Attorneys: Join Our Network

Legality of War on Drugs Questioned by Writers of The Wire

SHARE EMAIL

In recent months, major media outlets have drawn attention to American's high rate of incarceration: according to a report by the Pew Center for the States, more than 1% of the United States is behind bars. This is the highest rate of any nation for which reliable figures exist. Many people believe that it's time for change.

Writers for the HBO television drama The Wire recently penned an article for Time magazine and the show's co-creator contributed to a piece in Reason. The pieces offer commentary and suggestions for how to address the problems caused by the United States' War on Drugs and its effects on cities and prisons.

In the 1970s, Richard Nixon coined the phrase "War on Drugs" as a label for increased enforcement of drug laws and other new laws that took a "get tough" approach to crime prosecution. Since those policies were adopted, according to Time, arrests for drug-related offenses have skyrocketed - at the expense of arrests for violent felonies like murder..

The Wire writers claim, too, that law enforcement has been negatively affected by the focus on enforcing drug laws: the pressure to "fight drug crime" leads to funneling resources to lower-level offenders, who are easier to catch and imprison than big drug lords.

Unfortunately, as the article points out, focusing on quotas and stuffing jails with bodies allows less time for investigating and catching more serious offenders and those who have committed more socially threatening crimes.

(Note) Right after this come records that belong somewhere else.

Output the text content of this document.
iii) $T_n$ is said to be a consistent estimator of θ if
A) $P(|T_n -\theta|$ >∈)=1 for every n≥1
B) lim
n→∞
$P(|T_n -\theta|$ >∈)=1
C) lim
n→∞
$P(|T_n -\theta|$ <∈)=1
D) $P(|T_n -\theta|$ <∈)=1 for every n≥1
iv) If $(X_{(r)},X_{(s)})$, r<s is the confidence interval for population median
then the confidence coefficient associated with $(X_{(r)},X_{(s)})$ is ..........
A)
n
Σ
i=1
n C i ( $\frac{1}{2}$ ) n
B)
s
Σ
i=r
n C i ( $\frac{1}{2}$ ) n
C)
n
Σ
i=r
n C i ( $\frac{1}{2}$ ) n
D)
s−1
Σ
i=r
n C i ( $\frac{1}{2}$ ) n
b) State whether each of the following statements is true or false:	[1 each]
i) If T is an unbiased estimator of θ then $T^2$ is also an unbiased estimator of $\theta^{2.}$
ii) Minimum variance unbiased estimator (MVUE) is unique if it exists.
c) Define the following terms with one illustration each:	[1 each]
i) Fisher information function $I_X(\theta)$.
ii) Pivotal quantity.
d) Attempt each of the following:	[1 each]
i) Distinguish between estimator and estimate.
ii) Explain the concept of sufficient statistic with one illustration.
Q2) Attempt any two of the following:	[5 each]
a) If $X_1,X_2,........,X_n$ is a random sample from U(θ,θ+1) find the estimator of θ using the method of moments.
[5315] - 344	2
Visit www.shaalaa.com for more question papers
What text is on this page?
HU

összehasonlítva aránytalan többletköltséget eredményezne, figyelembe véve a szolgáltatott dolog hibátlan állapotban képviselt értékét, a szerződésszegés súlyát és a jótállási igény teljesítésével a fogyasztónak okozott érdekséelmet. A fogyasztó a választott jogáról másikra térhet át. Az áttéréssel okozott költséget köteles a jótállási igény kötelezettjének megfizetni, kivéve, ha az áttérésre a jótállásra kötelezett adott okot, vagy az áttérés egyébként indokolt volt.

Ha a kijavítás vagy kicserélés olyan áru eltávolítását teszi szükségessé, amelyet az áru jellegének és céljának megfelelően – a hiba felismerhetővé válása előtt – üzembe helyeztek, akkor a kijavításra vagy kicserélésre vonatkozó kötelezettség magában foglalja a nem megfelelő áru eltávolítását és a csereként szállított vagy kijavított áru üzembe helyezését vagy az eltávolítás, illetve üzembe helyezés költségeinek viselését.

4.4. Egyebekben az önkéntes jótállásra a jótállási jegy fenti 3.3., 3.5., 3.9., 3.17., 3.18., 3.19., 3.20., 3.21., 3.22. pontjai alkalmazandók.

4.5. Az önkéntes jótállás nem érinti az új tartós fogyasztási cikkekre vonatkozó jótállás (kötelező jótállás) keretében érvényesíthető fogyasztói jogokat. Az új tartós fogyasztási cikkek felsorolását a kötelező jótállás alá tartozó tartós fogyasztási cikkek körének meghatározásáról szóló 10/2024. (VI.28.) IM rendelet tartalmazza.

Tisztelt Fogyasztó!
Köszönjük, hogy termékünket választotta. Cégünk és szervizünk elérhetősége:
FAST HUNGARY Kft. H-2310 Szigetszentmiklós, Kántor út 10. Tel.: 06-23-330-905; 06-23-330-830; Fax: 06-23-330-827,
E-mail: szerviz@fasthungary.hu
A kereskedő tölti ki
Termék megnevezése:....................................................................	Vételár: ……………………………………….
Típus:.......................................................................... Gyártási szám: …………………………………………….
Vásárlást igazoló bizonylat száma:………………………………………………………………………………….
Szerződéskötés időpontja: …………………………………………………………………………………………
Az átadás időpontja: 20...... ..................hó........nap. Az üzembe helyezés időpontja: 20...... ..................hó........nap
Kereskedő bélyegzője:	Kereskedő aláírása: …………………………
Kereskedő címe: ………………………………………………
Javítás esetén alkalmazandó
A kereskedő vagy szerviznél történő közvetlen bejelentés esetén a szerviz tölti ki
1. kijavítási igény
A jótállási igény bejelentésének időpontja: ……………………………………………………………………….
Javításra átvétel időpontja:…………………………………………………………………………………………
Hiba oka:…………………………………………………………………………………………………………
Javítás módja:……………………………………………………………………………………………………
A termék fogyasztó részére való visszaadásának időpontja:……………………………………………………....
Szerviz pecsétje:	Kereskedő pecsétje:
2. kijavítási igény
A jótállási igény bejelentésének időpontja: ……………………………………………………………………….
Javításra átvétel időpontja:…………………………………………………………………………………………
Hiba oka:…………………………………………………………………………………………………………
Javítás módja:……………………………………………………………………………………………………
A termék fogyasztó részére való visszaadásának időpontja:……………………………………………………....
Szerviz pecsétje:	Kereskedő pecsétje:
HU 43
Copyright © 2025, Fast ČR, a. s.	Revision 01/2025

The writers also express the opinion that the War on Drugs has essentially become a War on the Lower Classes, since poor, uneducated individuals often receive the brunt of police attention. Worse, even as prison populations increase dramatically, the problem of drug use and abuse has not lessened.

In Reason, Ed Burns, one of The Wire's co-creators, offers three steps toward fixing the current situation:

  1. Decriminalize drugs.
  2. Shift priorities to educating and offering opportunities to lower class children so that they aren't forced to turn to crime to make a living. Rather than funneling money toward clogged prisons, pump it into the education system.
  3. Focus on quality, not quantity, of arrests. Currently, the arrest of a small-time dealer looks the same statistically as the arrest of a huge drug lord, which allows police to get no more credit for difficult arrests than for "easy" ones.

Until the government acts to address the problems caused by the War on Drugs, the writers of The Wire have pledged to engage in a form of civil disobedience to draw attention to the issue: jury nullification.

They vow in Time that, should they sit on the jury in any trial in which the defendant is charged with drug crimes, they will vote to acquit, regardless of the evidence presented. This act, they reportedly believe, is one of the few avenues of effective protest available to American citizens who oppose the drug war.

Jury nullification, they assert, is a way to make dissenting voices heard and listened to.